SPYI carries a net expense ratio of 0.68% and manages roughly $10 billion in assets. Performance has held up: the fund is up 24% over the past year and 8% year to date, narrowing the gap to the index more than JEPI does while still distributing a high-single-digit to low-double-digit yield. Shares are currently trading around $54.
The downside here is the ETF’s short track record, as SPYI launched in August 2022, so it hasn’t been tested through a major market slide like JEPI was. Plus, the active call overlay relies on NEOS to consistently nail its strategy.
DIVO: The Total Return Compromise
DIVO is the outlier on the list, and the one most often skipped on a basic yield screen.
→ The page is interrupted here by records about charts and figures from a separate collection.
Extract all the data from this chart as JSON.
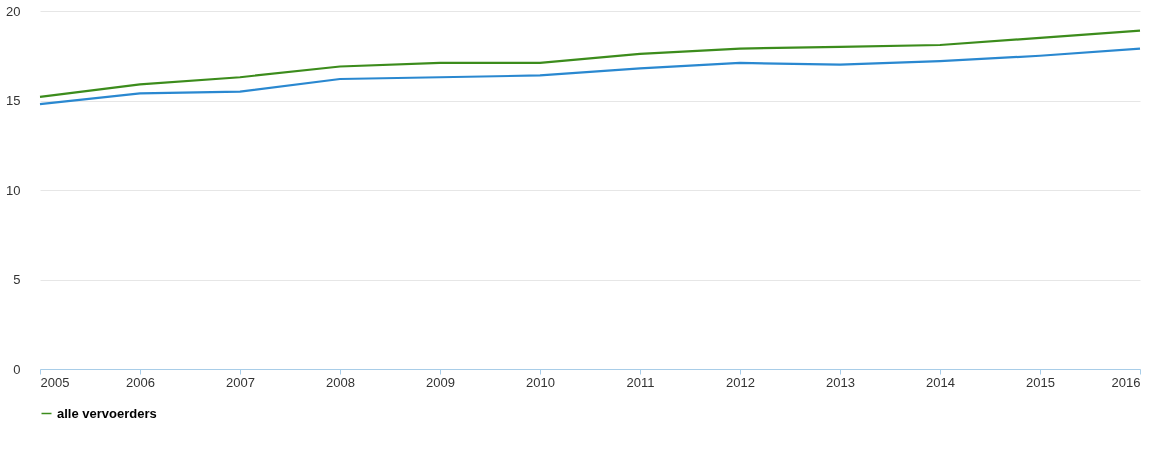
{
  "chart_data": {
    "type": "line",
    "x": [
      2005,
      2006,
      2007,
      2008,
      2009,
      2010,
      2011,
      2012,
      2013,
      2014,
      2015,
      2016
    ],
    "series": [
      {
        "color": "#2a88d0",
        "values": [
          14.8,
          15.4,
          15.5,
          16.2,
          16.3,
          16.4,
          16.8,
          17.1,
          17.0,
          17.2,
          17.5,
          17.9
        ]
      },
      {
        "name": "alle vervoerders",
        "color": "#3c8c1c",
        "values": [
          15.2,
          15.9,
          16.3,
          16.9,
          17.1,
          17.1,
          17.6,
          17.9,
          18.0,
          18.1,
          18.5,
          18.9
        ]
      }
    ],
    "xlim": [
      2005,
      2016
    ],
    "xticks": [
      2005,
      2006,
      2007,
      2008,
      2009,
      2010,
      2011,
      2012,
      2013,
      2014,
      2015,
      2016
    ],
    "ylim": [
      0,
      20
    ],
    "yticks": [
      0,
      5,
      10,
      15,
      20
    ],
    "grid": "y",
    "legend": "bottom",
    "marker": "none",
    "line_style": "solid"
  }
}
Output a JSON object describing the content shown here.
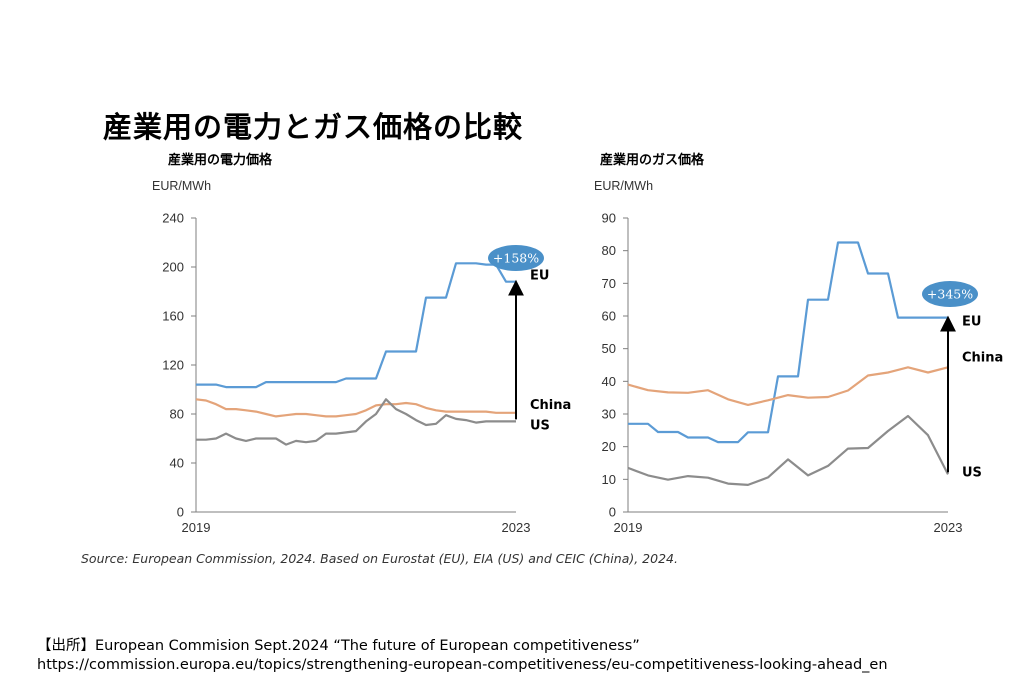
{
  "page": {
    "title": "産業用の電力とガス価格の比較",
    "source": "Source: European Commission, 2024. Based on Eurostat (EU), EIA (US) and CEIC (China), 2024.",
    "citation_prefix": "【出所】",
    "citation_text": "European Commision Sept.2024 “The future of European competitiveness”",
    "citation_url": "https://commission.europa.eu/topics/strengthening-european-competitiveness/eu-competitiveness-looking-ahead_en"
  },
  "colors": {
    "EU": "#5b9bd5",
    "China": "#e4a47a",
    "US": "#8c8c8c",
    "callout": "#4a90c8"
  },
  "chart_data": [
    {
      "type": "line",
      "title": "産業用の電力価格",
      "ylabel": "EUR/MWh",
      "xlabel": "",
      "ylim": [
        0,
        240
      ],
      "yticks": [
        0,
        40,
        80,
        120,
        160,
        200,
        240
      ],
      "xlim": [
        2019,
        2023
      ],
      "xticks": [
        2019,
        2023
      ],
      "grid": false,
      "annotation": {
        "text": "+158%",
        "series": "EU"
      },
      "series": [
        {
          "name": "EU",
          "x": [
            2019,
            2019.125,
            2019.25,
            2019.375,
            2019.5,
            2019.625,
            2019.75,
            2019.875,
            2020,
            2020.125,
            2020.25,
            2020.375,
            2020.5,
            2020.625,
            2020.75,
            2020.875,
            2021,
            2021.125,
            2021.25,
            2021.375,
            2021.5,
            2021.625,
            2021.75,
            2021.875,
            2022,
            2022.125,
            2022.25,
            2022.375,
            2022.5,
            2022.625,
            2022.75,
            2022.875,
            2023
          ],
          "y": [
            104,
            104,
            104,
            102,
            102,
            102,
            102,
            106,
            106,
            106,
            106,
            106,
            106,
            106,
            106,
            109,
            109,
            109,
            109,
            131,
            131,
            131,
            131,
            175,
            175,
            175,
            203,
            203,
            203,
            202,
            202,
            188,
            188
          ]
        },
        {
          "name": "China",
          "x": [
            2019,
            2019.125,
            2019.25,
            2019.375,
            2019.5,
            2019.625,
            2019.75,
            2019.875,
            2020,
            2020.125,
            2020.25,
            2020.375,
            2020.5,
            2020.625,
            2020.75,
            2020.875,
            2021,
            2021.125,
            2021.25,
            2021.375,
            2021.5,
            2021.625,
            2021.75,
            2021.875,
            2022,
            2022.125,
            2022.25,
            2022.375,
            2022.5,
            2022.625,
            2022.75,
            2022.875,
            2023
          ],
          "y": [
            92,
            91,
            88,
            84,
            84,
            83,
            82,
            80,
            78,
            79,
            80,
            80,
            79,
            78,
            78,
            79,
            80,
            83,
            87,
            88,
            88,
            89,
            88,
            85,
            83,
            82,
            82,
            82,
            82,
            82,
            81,
            81,
            81
          ]
        },
        {
          "name": "US",
          "x": [
            2019,
            2019.125,
            2019.25,
            2019.375,
            2019.5,
            2019.625,
            2019.75,
            2019.875,
            2020,
            2020.125,
            2020.25,
            2020.375,
            2020.5,
            2020.625,
            2020.75,
            2020.875,
            2021,
            2021.125,
            2021.25,
            2021.375,
            2021.5,
            2021.625,
            2021.75,
            2021.875,
            2022,
            2022.125,
            2022.25,
            2022.375,
            2022.5,
            2022.625,
            2022.75,
            2022.875,
            2023
          ],
          "y": [
            59,
            59,
            60,
            64,
            60,
            58,
            60,
            60,
            60,
            55,
            58,
            57,
            58,
            64,
            64,
            65,
            66,
            74,
            80,
            92,
            84,
            80,
            75,
            71,
            72,
            79,
            76,
            75,
            73,
            74,
            74,
            74,
            74
          ]
        }
      ],
      "end_labels": {
        "EU": "EU",
        "China": "China",
        "US": "US"
      }
    },
    {
      "type": "line",
      "title": "産業用のガス価格",
      "ylabel": "EUR/MWh",
      "xlabel": "",
      "ylim": [
        0,
        90
      ],
      "yticks": [
        0,
        10,
        20,
        30,
        40,
        50,
        60,
        70,
        80,
        90
      ],
      "xlim": [
        2019,
        2023
      ],
      "xticks": [
        2019,
        2023
      ],
      "grid": false,
      "annotation": {
        "text": "+345%",
        "series": "EU"
      },
      "series": [
        {
          "name": "EU",
          "x": [
            2019,
            2019.125,
            2019.25,
            2019.375,
            2019.5,
            2019.625,
            2019.75,
            2019.875,
            2020,
            2020.125,
            2020.25,
            2020.375,
            2020.5,
            2020.625,
            2020.75,
            2020.875,
            2021,
            2021.125,
            2021.25,
            2021.375,
            2021.5,
            2021.625,
            2021.75,
            2021.875,
            2022,
            2022.125,
            2022.25,
            2022.375,
            2022.5,
            2022.625,
            2022.75,
            2022.875,
            2023
          ],
          "y": [
            27,
            27,
            27,
            24.5,
            24.5,
            24.5,
            22.8,
            22.8,
            22.8,
            21.4,
            21.4,
            21.4,
            24.4,
            24.4,
            24.4,
            41.5,
            41.5,
            41.5,
            65,
            65,
            65,
            82.5,
            82.5,
            82.5,
            73,
            73,
            73,
            59.5,
            59.5,
            59.5,
            59.5,
            59.5,
            59.5
          ]
        },
        {
          "name": "China",
          "x": [
            2019,
            2019.25,
            2019.5,
            2019.75,
            2020,
            2020.25,
            2020.5,
            2020.75,
            2021,
            2021.25,
            2021.5,
            2021.75,
            2022,
            2022.25,
            2022.5,
            2022.75,
            2023
          ],
          "y": [
            39,
            37.3,
            36.6,
            36.5,
            37.3,
            34.5,
            32.8,
            34.2,
            35.8,
            35,
            35.2,
            37.2,
            41.8,
            42.7,
            44.3,
            42.7,
            44.3
          ]
        },
        {
          "name": "US",
          "x": [
            2019,
            2019.25,
            2019.5,
            2019.75,
            2020,
            2020.25,
            2020.5,
            2020.75,
            2021,
            2021.25,
            2021.5,
            2021.75,
            2022,
            2022.25,
            2022.5,
            2022.75,
            2023
          ],
          "y": [
            13.5,
            11.2,
            9.9,
            11,
            10.5,
            8.7,
            8.3,
            10.6,
            16.1,
            11.2,
            14.1,
            19.4,
            19.6,
            24.8,
            29.4,
            23.5,
            11.5
          ]
        }
      ],
      "end_labels": {
        "EU": "EU",
        "China": "China",
        "US": "US"
      }
    }
  ]
}
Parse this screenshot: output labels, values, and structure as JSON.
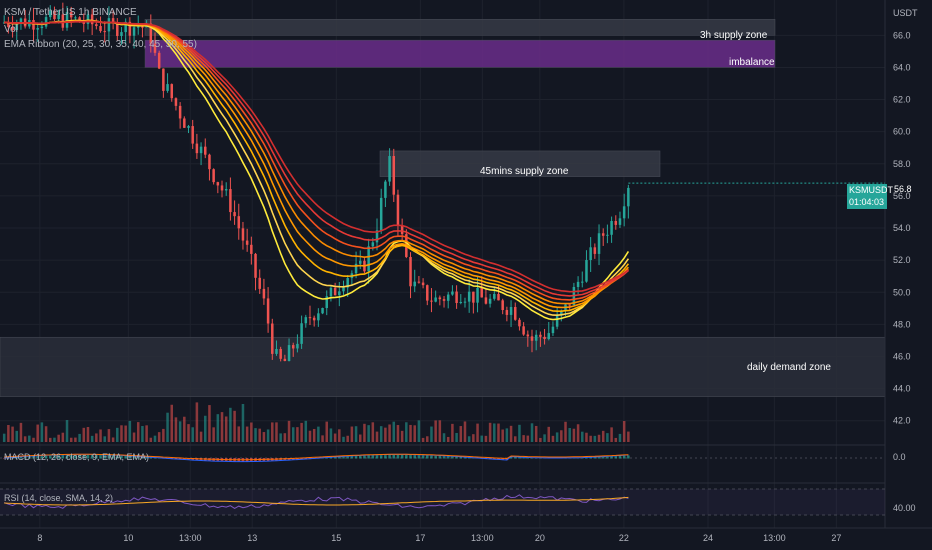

The fund holds a concentrated portfolio of roughly 20 to 25 high-quality dividend-paying blue chips, and Capital Wealth Planning tactically writes covered calls on individual holdings rather than on the full portfolio. When implied volatility is rich on a specific name, calls go on. When it is not, the fund collects dividends and lets the underlying stocks appreciate.
The selective approach produces a lower headline yield, in the 5% range, but preserves more upside than a fully overwritten strategy. That shows up in performance: DIVO is up 20% over the past year and 67% over five years, with shares around $46. Over a longer window, the fund has returned 209% since its inception in December 2016. The expense ratio is 0.56%, and net assets sit at roughly $7.1 billion.
The issue here is concentration. Because it holds only 20 to 25 stocks, a rough quarter from one top name will swing the fund much more than it would with a more diverse book like JEPI. Plus, if you’re just chasing the biggest yield you can find, DIVO probably isn’t the right fit for you.
Which Fund Fits Which Investor
The three funds line up cleanly along the income, structure, and tax axes. SPYI is the strongest fit for taxable accounts where Section 1256 treatment matters and the investor wants the highest current distribution. JEPI is the default for tax-deferred accounts seeking scale, liquidity, and a long enough track record to evaluate through a real drawdown. DIVO is the choice for investors willing to accept a 5% yield in exchange for a total-return profile closer to the underlying market, which, over the past year, produced a 29% S&P 500 return that more aggressive overweights could not fully capture.
The phrase “without touching principal” only holds when the underlying equity market cooperates. All three funds have benefited from the same rising tide, and a sustained decline in large caps would test how much of each distribution is income versus return of capital. The mechanics described here are what determine which fund holds up best when that test arrives.